Transcribed Image Text: Suppose a mass spring system with damping is modeled by the IVP y+8y’+by =0; ylos =2; y’CO) =-1 a) If you were to graph the equation of motion using a graphing that you will see on your screen. Calculator, which is the graph And why? ylt) (I) (1x) 21 2 (I1) (Iv) 2- t 2 2 b) which best deseribes this system? Explain why. mass spring (I) underdamped (II) overdanmped (m) critically damped (m) undam ped E) NONE
A mass-spring system with damping can be mathematically modeled by the following differential equation:
y” + 8y’ + λy = 0
Where y represents the displacement of the mass from its equilibrium position, y’ represents the velocity of the mass, y” represents the acceleration of the mass, and λ is a constant associated with the damping.
To solve this initial value problem, we need to find the solution to the differential equation, given the initial conditions y(0) = 2 (y-initial) and y'(0) = -1 (y-derivative initial).
a) To graph the equation of motion using a graphing calculator, we need to solve the differential equation. However, since the question does not provide a specific value for λ, we cannot determine the exact solution. Nevertheless, we can analyze the general behavior of the system based on the value of λ.
The roots of the characteristic equation associated with the differential equation are given by:
r^2 + 8r + λ = 0
To classify the behavior of the mass-spring system, we need to consider the discriminant D = 8^2 – 4λ.
If D < 0, the roots are complex, and the system is underdamped. If D = 0, the roots are real and identical, and the system is critically damped. If D > 0, the roots are real and different, and the system is either overdamped or undamped (if λ = 0).
Unfortunately, without the specific value of λ, we cannot determine the exact behavior of the system. However, we can still analyze the possible cases.
b) If we consider the three possible cases mentioned above, we can discuss the behavior of the system.
(i) Underdamped: In this case, the roots are complex and the system exhibits oscillatory behavior with a decreasing amplitude over time. The mass-spring system will go back and forth, gradually decreasing in magnitude until it reaches equilibrium.
(ii) Overdamped: In this case, the roots are real and different, and the system exhibits damped behavior without oscillation. The mass-spring system will return to equilibrium without any oscillatory motion.
(iii) Critically damped: In this case, the roots are real and identical, and the system exhibits the most rapid return to equilibrium without oscillation.
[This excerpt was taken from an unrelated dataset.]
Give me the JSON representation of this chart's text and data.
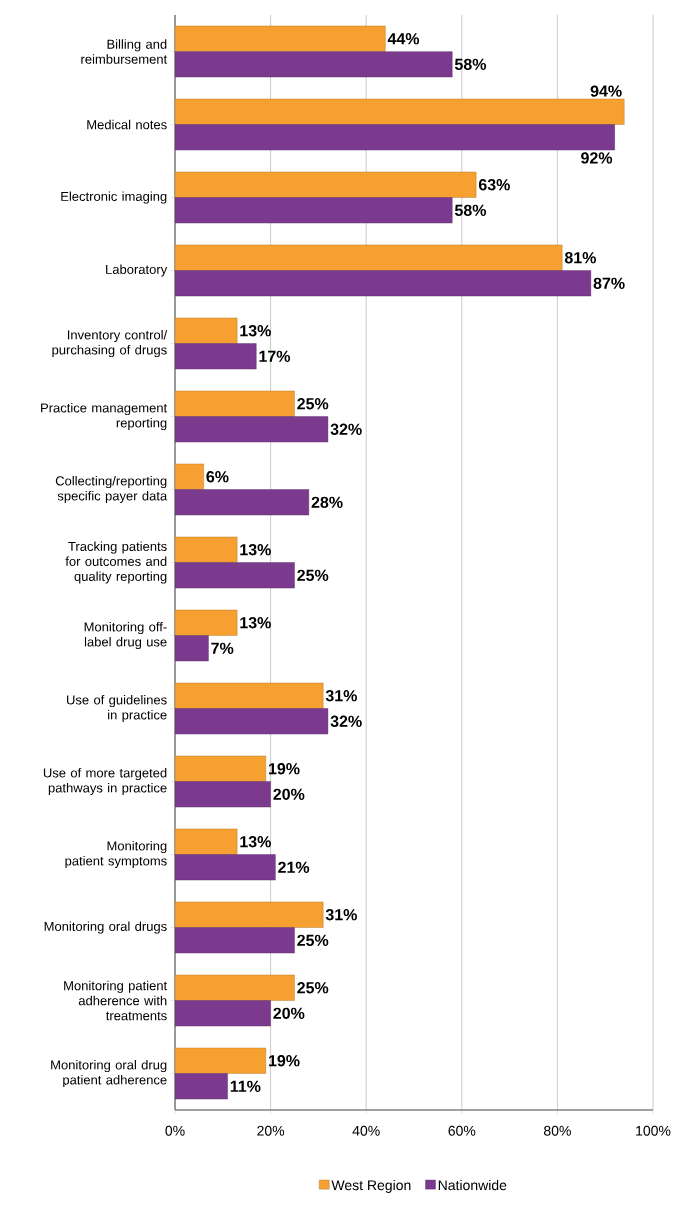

The mass-spring system will reach equilibrium in the shortest amount of time.
(iv) Undamped: If λ = 0, the system becomes undamped. In this case, the roots are pure imaginary and the system exhibits periodic, undamped oscillation. The mass-spring system will oscillate indefinitely without returning to equilibrium.
Based on the information given, it is not possible to definitively determine the specific behavior of the system. However, we can make an educated guess based on the given initial conditions.
If the initial displacement (y-initial) is 2 and the initial velocity (y-derivative initial) is -1, it suggests that the system is likely underdamped. The negative velocity at t = 0 indicates that the mass is moving away from equilibrium, and the positive displacement suggests that the restoring force will pull the mass back towards equilibrium. Therefore, an underdamped system is the most reasonable assumption.
To summarize, based on the given information and assumptions, the graph of the equation of motion is most likely to represent an underdamped mass-spring system.